Wednesday, October 10, 2007

I like to think so

Stuck in the hideous current of the 4th Great Awakening, I saw Garry Wills at the Great hall at Cooper Union this evening. He was talking about his latest book. (Is it your thirty-fifth? the introducer asked, and Wills shrugged his shoulders.) I’ve read and admired his stuff for years now, and heard him the other day on NPR, where, admittedly, he didn’t sound so scintillating. But in the flesh he’s a good speaker, reminding me in voice and face of nothing less than Orson Welles, albeit rather slimmer. He told how Andrew Carnegie, a bright-eyed Calvinist killjoy from way back (we do like his libraries, though), insisted to Mark Twain that this was a Christian country, and Twain admitted as much, adding that hell was also a Christian country.
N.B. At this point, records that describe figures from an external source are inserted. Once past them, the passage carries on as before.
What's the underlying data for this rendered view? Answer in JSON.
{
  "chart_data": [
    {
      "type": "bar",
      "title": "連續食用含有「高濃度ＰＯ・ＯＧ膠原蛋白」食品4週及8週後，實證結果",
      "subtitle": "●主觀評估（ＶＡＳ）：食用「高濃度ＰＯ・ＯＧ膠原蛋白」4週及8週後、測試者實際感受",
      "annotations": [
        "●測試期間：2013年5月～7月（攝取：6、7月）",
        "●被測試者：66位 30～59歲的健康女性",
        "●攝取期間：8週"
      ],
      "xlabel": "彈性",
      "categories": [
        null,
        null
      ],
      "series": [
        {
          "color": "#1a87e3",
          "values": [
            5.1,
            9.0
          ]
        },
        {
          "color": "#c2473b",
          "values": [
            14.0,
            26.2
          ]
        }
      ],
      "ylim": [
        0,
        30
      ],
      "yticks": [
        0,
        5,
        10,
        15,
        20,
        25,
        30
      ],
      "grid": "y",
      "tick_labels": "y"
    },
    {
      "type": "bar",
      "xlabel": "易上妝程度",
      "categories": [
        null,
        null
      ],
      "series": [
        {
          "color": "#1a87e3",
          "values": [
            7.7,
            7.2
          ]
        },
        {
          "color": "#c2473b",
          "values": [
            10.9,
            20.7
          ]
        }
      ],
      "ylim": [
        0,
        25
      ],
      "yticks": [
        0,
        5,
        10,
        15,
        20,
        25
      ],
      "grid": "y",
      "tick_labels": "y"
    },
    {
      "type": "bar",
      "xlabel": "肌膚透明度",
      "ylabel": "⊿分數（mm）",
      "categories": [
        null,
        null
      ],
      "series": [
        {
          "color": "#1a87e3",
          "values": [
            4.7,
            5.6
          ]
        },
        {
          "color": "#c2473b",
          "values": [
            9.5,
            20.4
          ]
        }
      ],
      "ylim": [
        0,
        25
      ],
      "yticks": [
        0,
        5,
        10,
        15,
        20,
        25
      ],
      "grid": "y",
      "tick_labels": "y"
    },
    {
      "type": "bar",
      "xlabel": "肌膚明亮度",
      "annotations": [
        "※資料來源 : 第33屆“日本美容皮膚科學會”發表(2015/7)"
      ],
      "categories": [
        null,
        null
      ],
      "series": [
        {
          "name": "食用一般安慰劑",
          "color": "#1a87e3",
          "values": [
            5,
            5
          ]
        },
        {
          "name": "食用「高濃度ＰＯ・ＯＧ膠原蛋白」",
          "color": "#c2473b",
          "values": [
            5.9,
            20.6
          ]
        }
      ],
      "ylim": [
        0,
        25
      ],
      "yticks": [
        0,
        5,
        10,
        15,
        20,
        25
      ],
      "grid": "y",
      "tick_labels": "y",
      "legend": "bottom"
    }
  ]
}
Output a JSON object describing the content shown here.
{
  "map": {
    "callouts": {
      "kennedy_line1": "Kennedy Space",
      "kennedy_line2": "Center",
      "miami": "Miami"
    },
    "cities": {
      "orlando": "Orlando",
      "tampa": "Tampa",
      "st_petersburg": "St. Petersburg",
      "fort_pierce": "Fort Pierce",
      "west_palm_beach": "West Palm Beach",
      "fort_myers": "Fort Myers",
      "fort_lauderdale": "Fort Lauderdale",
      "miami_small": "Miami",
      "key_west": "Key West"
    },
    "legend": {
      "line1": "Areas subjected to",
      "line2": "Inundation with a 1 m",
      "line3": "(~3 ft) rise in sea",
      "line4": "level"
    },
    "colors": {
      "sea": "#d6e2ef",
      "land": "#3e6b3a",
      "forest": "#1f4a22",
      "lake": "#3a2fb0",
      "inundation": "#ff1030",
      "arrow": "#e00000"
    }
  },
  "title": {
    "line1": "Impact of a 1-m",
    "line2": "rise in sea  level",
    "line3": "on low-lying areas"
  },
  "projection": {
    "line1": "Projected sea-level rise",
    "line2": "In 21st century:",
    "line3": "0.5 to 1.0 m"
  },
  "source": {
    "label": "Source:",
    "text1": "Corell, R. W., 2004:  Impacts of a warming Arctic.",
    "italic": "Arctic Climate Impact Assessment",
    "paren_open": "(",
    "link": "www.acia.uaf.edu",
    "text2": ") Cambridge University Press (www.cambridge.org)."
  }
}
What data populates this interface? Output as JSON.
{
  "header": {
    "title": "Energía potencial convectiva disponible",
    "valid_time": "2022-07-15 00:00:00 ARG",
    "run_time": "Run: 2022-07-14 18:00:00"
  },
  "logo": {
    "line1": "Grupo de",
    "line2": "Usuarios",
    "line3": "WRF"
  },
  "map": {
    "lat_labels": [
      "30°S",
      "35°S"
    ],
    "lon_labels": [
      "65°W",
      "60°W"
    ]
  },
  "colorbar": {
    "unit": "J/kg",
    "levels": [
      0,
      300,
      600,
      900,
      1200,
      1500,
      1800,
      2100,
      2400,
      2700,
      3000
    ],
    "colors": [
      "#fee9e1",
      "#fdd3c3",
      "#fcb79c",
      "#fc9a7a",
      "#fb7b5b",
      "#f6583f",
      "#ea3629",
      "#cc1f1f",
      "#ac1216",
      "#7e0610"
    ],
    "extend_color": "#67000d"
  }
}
When I got home, I was immediately beset by a skeeter who bit me twice on the right and once on the left foot. Ah, the wages of unbelief. Literally, it seemed as if I’d barely gotten my socks off before the little assassin got me. And she’s still in here. In the middle of god-damned October.

Two-fer: for months now, I haven’t been waiting for the Cooperator to call me back, but yesterday she did, miracle of miracles, but alas with Co-op business. Oy! Meanwhile, the Exquisitely Beautiful P – responded to an all points bulletin about my upcoming AMC hike with an apology for not calling me back on my invitation to have a drink, explaining that she should be considered unreliable. What is one to do with such dark materials?

About that AMC hike: Saturday, 10 am at the Calder sculpture at Park Row across from the entrance to the Brooklyn Bridge. We’re rambling the west coast of Brooklyn and eating some key lime pie. Six-ish miles, good fast pace.

Unless it rains. Like a certain witch, we melt in the rain.